The Rev. Martin Luther King Jr. feels present today as he comes to life in the film “Selma,” and his message echoes in the protests over African-Americans who died in confrontations with white police officers in Ferguson, Cleveland and New York. As art and protest summon the memory of the great civil rights leader, it is an interesting exercise to wonder what he would think if he could truly walk among us again. What if the man assassinated in 1968 could materialize in 2015 and see what has transpired in the nearly half-century since his death?
No one can say with certainty what King would see and say about the nation of today. But his actions and words give clues about what his impressions and concerns might be.
Segregated and poor
In his “I Have a Dream” speech of 1963, he described the stark reality of the conditions blacks faced in a largely segregated nation. Speaking of the century since the Emancipation Proclamation, he stood before the Lincoln Memorial and said:
“[O]ne hundred years later, the Negro still is not free. One hundred years later, the life of the Negro is still sadly crippled by the manacles of segregation and the chains of discrimination. One hundred years later, the Negro lives on a lonely island of poverty in the midst of a vast ocean of material prosperity. One hundred years later, the Negro is still languished in the corners of American society and finds himself an exile in his own land. And so we’ve come here today to dramatize a shameful condition.”

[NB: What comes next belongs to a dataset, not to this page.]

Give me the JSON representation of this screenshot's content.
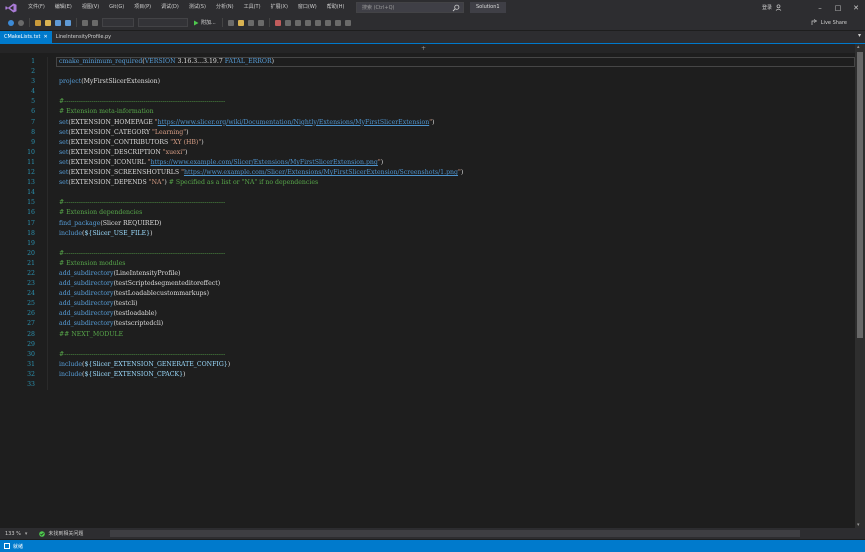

King likely would be impressed by how the nation has changed since he spoke. Segregation as a policy or political view is gone. African-Americans are well-integrated into society. A large share of black Americans are now middle class. The son of a black African man and a white woman from Kansas is president of the United States. African-American men and women have become so prominent in so many roles that the phrase “the first black ...” applies in fewer and fewer cases and race sometimes seems not even worth a mention. If he looked in on “Selma,” he would see a film directed by an African-American woman and included in its cast Oprah Winfrey, an African-American talk-show host who became a billionaire.
Race still divides
Yet America is hardly color-blind or without informal segregation. That an African-American can become president is a soaring expression of the American dream, of King’s dream. But the failure of some whites to accept President Obama as their president and the racial subtext beneath the reflexive opposition to anything he proposes speak to the enduring power of race in American politics. Indeed, King might well be stunned to discover that the party of Lincoln is virtually all white and reliant for its political success on the states of the former Confederacy.
And King would be disappointed that, despite the social and economic ascent of many African-Americans, many remain mired in an underclass. Poor blacks still go to all-black and unequal schools, suffer from high crime in their neighborhoods and often face the same contentious relationship with police officers that King condemned as “police brutality.”
King might also be puzzled by the fact that even as African-Americans have gained a greater share of wealth and power, black leaders seem to be less influential. As president of all Americans, Obama is careful to avoid the role of black leader. And beyond him, there is no clear heir to Martin Luther King Jr. as a speaker and leader in the United States. The opportunism of Al Sharpton and his polarizing effect are a mockery of King’s sincere desire to see all races live in harmony.
But what might surprise and disappoint King most would not be the issues of race he addressed in 1963, but the issue of labor and wages he addressed shortly before he was struck down. King went to Memphis to support a strike by sanitation workers. He said in a speech to them and their supporters: “So often we overlook the work and the significance of those who are not in professional jobs, of those who are not in the so-called ‘big jobs,’ but let me say to you tonight that whenever you are engaged in work that serves humanity and is for the building of humanity it has dignity and it has worth.”
Income inequality grows
Today King would find his dream and the American dream fading for Americans of all races. Income inequality is hurting all low- and middle-income families.
The Center for American Progress reports that the average incomes of the top 20 percent of earners grew by 42.6 percent in inflation-adjusted terms between 1979 and 2012, but the average incomes of those in the middle 60 percent grew by only 9.5 percent, and the incomes of the bottom 20 percent actually fell by 2.7 percent.
American democracy seems unable to respond to this trend. State and federal political leaders are increasingly guided by special interests that fuel their ever more expensive campaigns. The Supreme Court has conferred person-hood on corporations while approving changes in campaign financing and voting rights that diminish the influence of real people.
King’s message this King Day might not be a call for the equality of all races, a goal toward which he would see great progress. Rather, he would call for a commitment to equal opportunity and respect for the value of work so that all would have a chance to share in the American dream, his dream.